Lors de l’adoption de la loi Egalim (pour l’équilibre des relations commerciales dans le secteur agricole et alimentaire et une alimentation saine, durable et accessible à tous) autorisant la vente de semences libres ou paysannes, de nombreuses organisations paysannes et défendant l’environnement s’était réjouies de la victoire apportée par l’article 78. Jusqu’ici réservée aux grands groupes semenciers tels Monsanto, DuPont et Dow Chemical, la vente aurait ainsi été permise à des associations comme Kokopelli ou le Réseau Semences Paysannes. La loi prévoyait l’autorisation de la vente de semences anciennes à tous. Les géants des semences allaient perdre leur hégémonie sur ce gigantesque marché très lucratif.

Le 25 octobre, le Conseil Constitutionnel a finalement décidé de censurer 23 des 98 articles de la loi Egalim, soit plus d’un quart du texte de loi.

En plus de l’article 78, des avancées majeures ont ainsi été perdues comme l’article 86 sur l’intégration de la biodiversité et de la préservation des sols à l’enseignement agricole, et l’article 43 sur l’étiquetage des miels composés de mélanges ou l’article 56 sur la représentation des associations de protection de l’environnement dans les comités nationaux de l’Institut national de l’origine et de la qualité.

Les articles censurés

  • L’article 78 sur « la cession à titre onéreux de variés de semences relevant du domaine public » : article majeur, il permettait à quiconque de donner, d’échanger mais également de vendre des semences de variétés non inscrites au catalogue officiel des utilisateurs non-professionnels. Cela s’étendait donc du petit jardinier amateur jusqu’aux collectivités publiques.
  • L’article 86 sur « l’intégration de la biodiversité et de la préservation des sols à l’enseignement agricole » : Mieux instruire pour mieux préserver la nature et nos sols demain, c’était pourtant un objectif noble qui aurait permis une meilleure compréhension des besoins et des nécessités de notre terre, pour une agriculture plus saine et durable, et sur du long terme.
  • L’article 43 sur : « l’étiquetage des miels composés de mélanges » : si l’origine du miel ne vaut fondamentalement pas un gage de qualité, cette mesure avait pour but de rassurer le consommateur quant à la qualité du produit.
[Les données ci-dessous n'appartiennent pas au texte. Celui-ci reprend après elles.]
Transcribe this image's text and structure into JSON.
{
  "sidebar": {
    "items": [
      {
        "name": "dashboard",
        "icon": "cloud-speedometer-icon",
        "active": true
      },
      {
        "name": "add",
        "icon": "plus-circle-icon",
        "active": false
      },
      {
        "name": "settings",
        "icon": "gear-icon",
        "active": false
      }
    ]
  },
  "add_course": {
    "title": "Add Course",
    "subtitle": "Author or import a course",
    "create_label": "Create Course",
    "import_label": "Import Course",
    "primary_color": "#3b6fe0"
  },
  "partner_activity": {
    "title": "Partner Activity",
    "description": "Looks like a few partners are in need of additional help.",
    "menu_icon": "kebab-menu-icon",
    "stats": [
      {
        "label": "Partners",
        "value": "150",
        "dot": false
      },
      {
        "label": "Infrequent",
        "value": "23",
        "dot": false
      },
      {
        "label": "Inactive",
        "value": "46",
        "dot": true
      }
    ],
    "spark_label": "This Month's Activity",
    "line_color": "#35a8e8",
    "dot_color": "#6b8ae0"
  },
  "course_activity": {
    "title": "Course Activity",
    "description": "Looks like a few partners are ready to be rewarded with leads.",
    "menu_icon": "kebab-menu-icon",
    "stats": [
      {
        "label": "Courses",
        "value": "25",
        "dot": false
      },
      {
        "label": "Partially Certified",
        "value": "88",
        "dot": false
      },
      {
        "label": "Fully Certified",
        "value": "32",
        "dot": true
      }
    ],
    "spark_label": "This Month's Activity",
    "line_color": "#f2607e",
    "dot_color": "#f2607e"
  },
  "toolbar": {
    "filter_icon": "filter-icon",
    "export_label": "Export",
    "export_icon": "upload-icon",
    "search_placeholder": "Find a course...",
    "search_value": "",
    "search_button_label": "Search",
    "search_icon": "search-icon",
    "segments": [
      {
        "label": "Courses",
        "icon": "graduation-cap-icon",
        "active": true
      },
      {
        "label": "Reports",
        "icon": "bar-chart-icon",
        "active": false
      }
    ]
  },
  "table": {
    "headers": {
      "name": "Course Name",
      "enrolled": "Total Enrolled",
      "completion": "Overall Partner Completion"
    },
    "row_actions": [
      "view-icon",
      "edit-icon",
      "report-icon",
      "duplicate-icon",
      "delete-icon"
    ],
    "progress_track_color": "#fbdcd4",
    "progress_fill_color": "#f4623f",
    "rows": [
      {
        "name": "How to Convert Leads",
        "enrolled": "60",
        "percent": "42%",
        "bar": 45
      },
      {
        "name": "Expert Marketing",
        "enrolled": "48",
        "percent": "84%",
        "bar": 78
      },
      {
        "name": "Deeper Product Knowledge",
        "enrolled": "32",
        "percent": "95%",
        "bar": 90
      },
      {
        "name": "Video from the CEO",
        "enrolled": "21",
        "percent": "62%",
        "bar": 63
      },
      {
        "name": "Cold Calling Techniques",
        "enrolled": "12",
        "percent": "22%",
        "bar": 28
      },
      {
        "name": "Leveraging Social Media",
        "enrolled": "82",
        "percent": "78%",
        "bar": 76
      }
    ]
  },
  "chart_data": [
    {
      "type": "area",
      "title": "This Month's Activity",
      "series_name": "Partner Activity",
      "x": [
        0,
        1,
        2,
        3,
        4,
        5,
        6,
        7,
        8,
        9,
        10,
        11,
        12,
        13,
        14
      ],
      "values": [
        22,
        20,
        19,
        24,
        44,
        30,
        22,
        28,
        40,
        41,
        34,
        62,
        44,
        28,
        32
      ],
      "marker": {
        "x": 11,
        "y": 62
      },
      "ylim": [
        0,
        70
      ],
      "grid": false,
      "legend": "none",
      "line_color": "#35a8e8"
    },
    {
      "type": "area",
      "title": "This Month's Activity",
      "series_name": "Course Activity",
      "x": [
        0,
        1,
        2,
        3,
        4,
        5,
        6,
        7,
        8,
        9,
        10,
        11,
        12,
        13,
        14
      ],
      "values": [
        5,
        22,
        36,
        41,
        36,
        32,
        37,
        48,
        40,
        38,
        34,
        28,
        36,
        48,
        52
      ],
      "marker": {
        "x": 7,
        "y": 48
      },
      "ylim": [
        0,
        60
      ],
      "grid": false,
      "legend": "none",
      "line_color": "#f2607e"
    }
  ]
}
L’étiquetage automatique aurait également pu construire un moyen dissuasif envers les importations, parfois douteuses, qui sont proposées dans nos supermarchés discounts.

Influence des lobbies
A l’origine de cette décision, plus de soixante sénateurs (LR) avaient saisi le Conseil Constitutionnel car ils estimaient que certains des articles de la loi Egalim « méconnaissaient plusieurs principes constitutionnels ». Si la saisine du Conseil constitutionnel par des parlementaires est prévue par la Constitution, la raison de la censure des articles questionne.

La loi Egalim avait été écrite après avoir rassemblé pendant plusieurs mois entreprises, ONG environnementales et organisations du monde agricole autour des Etats Généraux de l’Alimentation. Cette consultation participative unique devait permettre à « chaque partie prenante d’être gagnante ». La bataille a fait rage pendant des mois entre les différents participants, et ensuite entre le Sénat et l’Assemblée nationale, avant de pouvoir accoucher de ce texte législatif.

Malgré tout ce travail collectif, c’est finalement la seule décision de 8 « sages » (M. Laurent FABIUS, Président, Mme Claire BAZY MALAURIE, MM. Jean-Jacques HYEST, Lionel JOSPIN, Mmes Dominique LOTTIN, Corinne LUQUIENS, Nicole MAESTRACCI et M. Michel PINAULT) du Conseil Constitutionnel qui a donné son visage définitif au texte de loi adopté début novembre. Ces sages ne sont pas élus mais désignés arbitrairement par le Président de la République et les présidents des assemblées parlementaires (Assemblée nationale et Sénat). Le Conseil constitutionnel est aujourd’hui suspecté d’être sous influence trop importante des lobbies.

…./….

Lire l’article complet

Source L’Humanité

[À télécharger] les_sages_sous_influence_-_rapport_amis_de_la_terre_-_odm.pdf

Voir:

Ian Brossat. « L’alimentation n’est pas une marchandise

Jean Mouzat « De ce tourbillon de la loi alimentation, il n’est resté que poussière »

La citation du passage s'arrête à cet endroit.